Despite the ideological battles raging daily in the halls of Congress, on cable TV programs, and throughout the sewers of social media, Heather Wilhelm sounds a different tone with her latest National Review Online column.
As the cacophony of 2017 winds down to a close, I’d like to float an idea: Perhaps things aren’t all that bad.
I can feel the blend of outrage and indignation surging as I type. Sow the wind, as the old saying goes, and ye shall reap the whirlwind. In this wildly contentious year, there might be nothing more controversial than suggesting that things aren’t all that bad. Just ask the chipper pop star Taylor Swift, who faced an avalanche of Internet teeth-gnashing when she dared to say something cheerful (and apolitical!) on her birthday. “I couldn’t have asked for a better year, all thanks to you,” she declared to her fans on Instagram. “Can’t wait to see what 28 will be like.” …
… While this is all quite silly, I actually find it rather charming. It reminds me of that one mopey kid found in almost every college dorm in America, the one who refuses to go to parties because he needs to sit under his loft bed and dwell upon the fact that injustice still reigns in various corners of the Earth.
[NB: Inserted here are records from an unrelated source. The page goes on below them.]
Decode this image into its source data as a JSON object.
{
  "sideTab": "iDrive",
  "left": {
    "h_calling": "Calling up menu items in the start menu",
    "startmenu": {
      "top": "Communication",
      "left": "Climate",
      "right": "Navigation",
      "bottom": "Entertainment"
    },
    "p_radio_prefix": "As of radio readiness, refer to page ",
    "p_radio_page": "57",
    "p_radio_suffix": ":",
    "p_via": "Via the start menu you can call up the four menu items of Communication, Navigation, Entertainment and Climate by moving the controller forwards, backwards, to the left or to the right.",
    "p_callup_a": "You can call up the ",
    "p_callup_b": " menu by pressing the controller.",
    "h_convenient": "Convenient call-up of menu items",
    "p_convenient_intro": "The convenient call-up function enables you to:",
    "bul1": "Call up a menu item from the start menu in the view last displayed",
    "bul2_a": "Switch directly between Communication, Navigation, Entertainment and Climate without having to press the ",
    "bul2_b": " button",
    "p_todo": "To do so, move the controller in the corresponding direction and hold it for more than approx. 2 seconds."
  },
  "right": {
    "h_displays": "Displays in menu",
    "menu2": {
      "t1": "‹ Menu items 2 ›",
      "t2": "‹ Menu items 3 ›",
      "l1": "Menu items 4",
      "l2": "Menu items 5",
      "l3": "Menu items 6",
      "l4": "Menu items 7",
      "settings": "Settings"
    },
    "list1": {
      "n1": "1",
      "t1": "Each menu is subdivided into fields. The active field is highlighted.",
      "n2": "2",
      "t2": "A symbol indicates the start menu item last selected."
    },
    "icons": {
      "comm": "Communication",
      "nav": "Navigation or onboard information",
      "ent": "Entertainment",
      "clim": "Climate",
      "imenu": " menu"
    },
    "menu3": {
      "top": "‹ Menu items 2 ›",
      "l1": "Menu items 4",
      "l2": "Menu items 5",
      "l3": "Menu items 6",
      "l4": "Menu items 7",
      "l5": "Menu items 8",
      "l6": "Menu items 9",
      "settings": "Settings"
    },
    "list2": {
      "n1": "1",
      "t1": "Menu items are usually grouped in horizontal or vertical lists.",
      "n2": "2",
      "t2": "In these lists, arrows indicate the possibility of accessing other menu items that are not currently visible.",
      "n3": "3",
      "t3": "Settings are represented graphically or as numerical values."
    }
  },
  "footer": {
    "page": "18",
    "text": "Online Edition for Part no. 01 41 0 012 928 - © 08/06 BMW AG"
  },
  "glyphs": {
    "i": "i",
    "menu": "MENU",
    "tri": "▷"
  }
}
He might not actually try to do anything about said injustices, but man, he can brood with the best of them. …
… Let’s forget our overflowing grocery stores, technological miracles, medical advancements, and the general prosperity we often take for granted. Setting the cheerful heresy of Taylor Swift aside, a majority consensus seems latent among today’s media and cultural elite: Everything is terrible, all the time. Since Donald Trump’s inauguration day, many pundits and reporters seem permanently and stubbornly jammed into one of three gears: quiet despair, mild panic, or borderline-reckless hyperbole.